I want to share with you many tips, secrets, and tricks to making these networking meetings a reality for you. Hardly anyone sends messages over LinkedIn right now which blows my mind because it is one of best networking tool ever invented.

Email is dead; we receive so many emails from strangers now that we don’t even bother opening them anymore. However, with LinkedIn, almost every single message you send gets read by the recipient. The likelihood that the recipient responds to your networking request is based on how professional your LinkedIn profile is which is why if you publish updates and write articles and are thought of as a thought leader, the more likely it is they’re going to respond to your messages.

Years ago, you could only be a journalist if you worked for publications. Now, for the first time ever, you have the same access to journalism online on LinkedIn that everybody else has. This has been called friction free journalistic networking. The barriers to journalism by the masses have finally been breached. By writing often you’ll get noticed by recruiters and people that you want to do business with if you write simple articles about your business passion(s) from your heart. And so, I want you to think of yourself from now on as a part-time journalist.

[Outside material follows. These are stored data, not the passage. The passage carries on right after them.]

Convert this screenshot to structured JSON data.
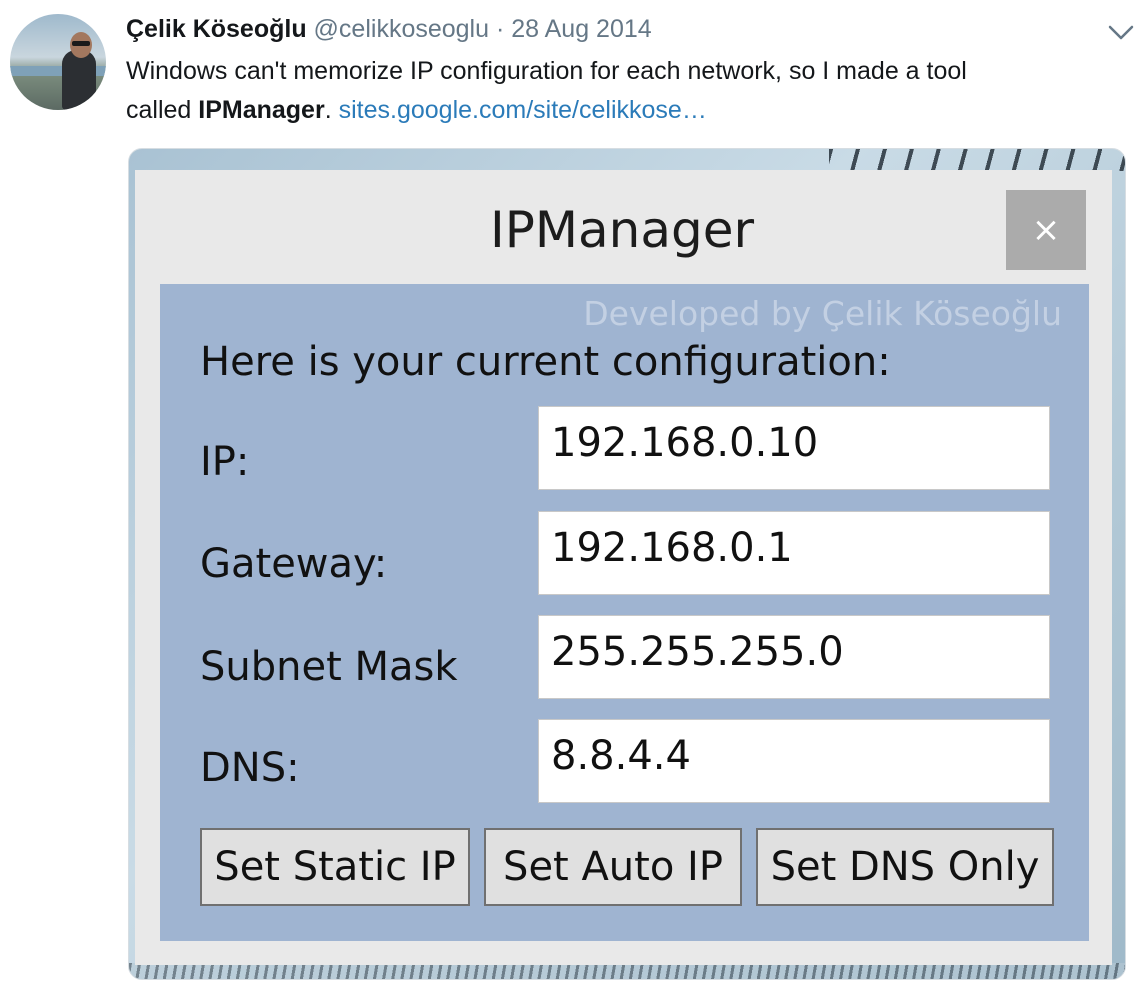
{
  "tweet": {
    "author_name": "Çelik Köseoğlu",
    "handle": "@celikkoseoglu",
    "separator": "·",
    "date": "28 Aug 2014",
    "text_line1": "Windows can't memorize IP configuration for each network, so I made a tool",
    "text_line2_prefix": "called ",
    "text_bold": "IPManager",
    "text_after_bold": ". ",
    "link_text": "sites.google.com/site/celikkose…"
  },
  "app": {
    "title": "IPManager",
    "close_label": "×",
    "watermark": "Developed by Çelik Köseoğlu",
    "heading": "Here is your current configuration:",
    "fields": {
      "ip": {
        "label": "IP:",
        "value": "192.168.0.10"
      },
      "gateway": {
        "label": "Gateway:",
        "value": "192.168.0.1"
      },
      "subnet": {
        "label": "Subnet Mask",
        "value": "255.255.255.0"
      },
      "dns": {
        "label": "DNS:",
        "value": "8.8.4.4"
      }
    },
    "buttons": {
      "static": "Set Static IP",
      "auto": "Set Auto IP",
      "dns_only": "Set DNS Only"
    }
  },
  "colors": {
    "link": "#2b7bb9",
    "panel": "#9fb4d1",
    "close_button": "#ababab",
    "watermark": "#c3d0e3"
  },
  "icons": {
    "caret": "chevron-down-icon",
    "close": "close-icon"
  }
}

Your next step (which is quite ambitious) is to write a book. Writing a book is a great way to network and it is fairly easy to do with our available resources online. If you can use Microsoft Word and you know how to use a browser to access Amazon.com, then you’re done! Then what you’ll do is you’ll walk into client meetings and you’ll bring a copy of your book and you’ll give it to them. It’s not hard to do. If you write from your heart something you’re passionate about, then writing is enjoyable. Who does that? Who writes a book? Who writes a book and gives it to potential people that are going to hire you or to potential customers? Who does that? Exactly. How badly do you want that job or customer? Simply write it in Microsoft Word and then upload it to Amazon. Amazon takes care of the rest of it electronically. I know it sounds incredibly ambitious to mention that you should write a book but again, how badly do you want this job or customer? When you finish it, bring copies to all of your meetings. Would your competitors do this? No, exactly. Every battle has been won before it has been fought. I want to change the lens by which we see the world, so we can capitalize by networking while coming across, as always, as affable, unique, impressive and interesting. Networking is all about giving first and not receiving. You’re writing articles which means you’re giving information. So, before all networking meetings, I want you to please think about this. How can I help this person? If you give during meetings or if you help somebody out by thinking from their perspective, they’re going to want to help you.